This passage, which he posted yesterday, especially spoke to me:
I think he's said there what I've been struggling to explain to friends about why my time in Lui has touched me so deeply.One of the most used approaches to engaging people with extreme poverty is what I call the Sally Struthers approach. It's the late-night infomercial with sad children with distended bellies and flies circling about their lips and Sally Struthers bemoaning how terrible it is and won't you please send money to help.
It's not that it isn't terrible. It's not that on some level it's very important for people to see how terrible it is. But we shouldn't help out of a sense of guilt or out of a sense of repulsion. We should help out of a sense of how we are bound together -- out of a sense of the deep joy, the deep experience of life in Christ that comes from solidarity with the poor.
Sabina Alkire, the amazing priest-economist who co-authored What Can One Person Do: Faith to Heal a Broken World, says: "The alleviation of material suffering in the world and the spiritual renewal of the church go hand in hand."

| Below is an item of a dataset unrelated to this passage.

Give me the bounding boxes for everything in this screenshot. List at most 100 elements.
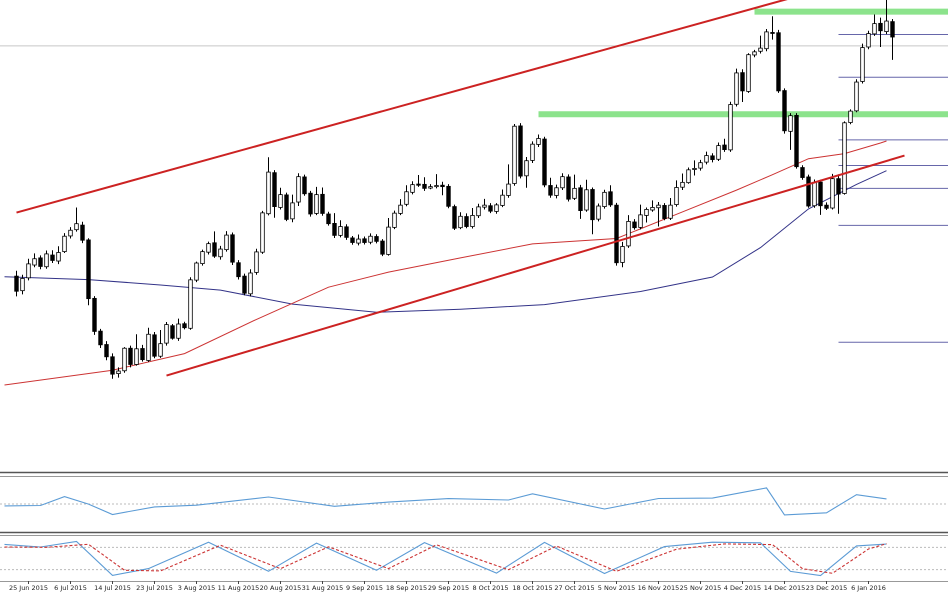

Sabina is right. Sabina understands Jesus words. The extreme poverty of the developing world is also the extreme poverty of the developed world. They are inextricably related. Because as we allow -- and even cause and perpetuate -- extreme poverty in places like Sudan and Tanzania and Nicaragua and Pakistan we deeply impoverish ourselves as well.
We impoverish ourselves because the only way to perpetuate systems of extreme poverty is to distance ourselves from their victims. We cannot leave people in poverty if we believe that they and we are one. So as the poor suffer materially, we suffer spiritually.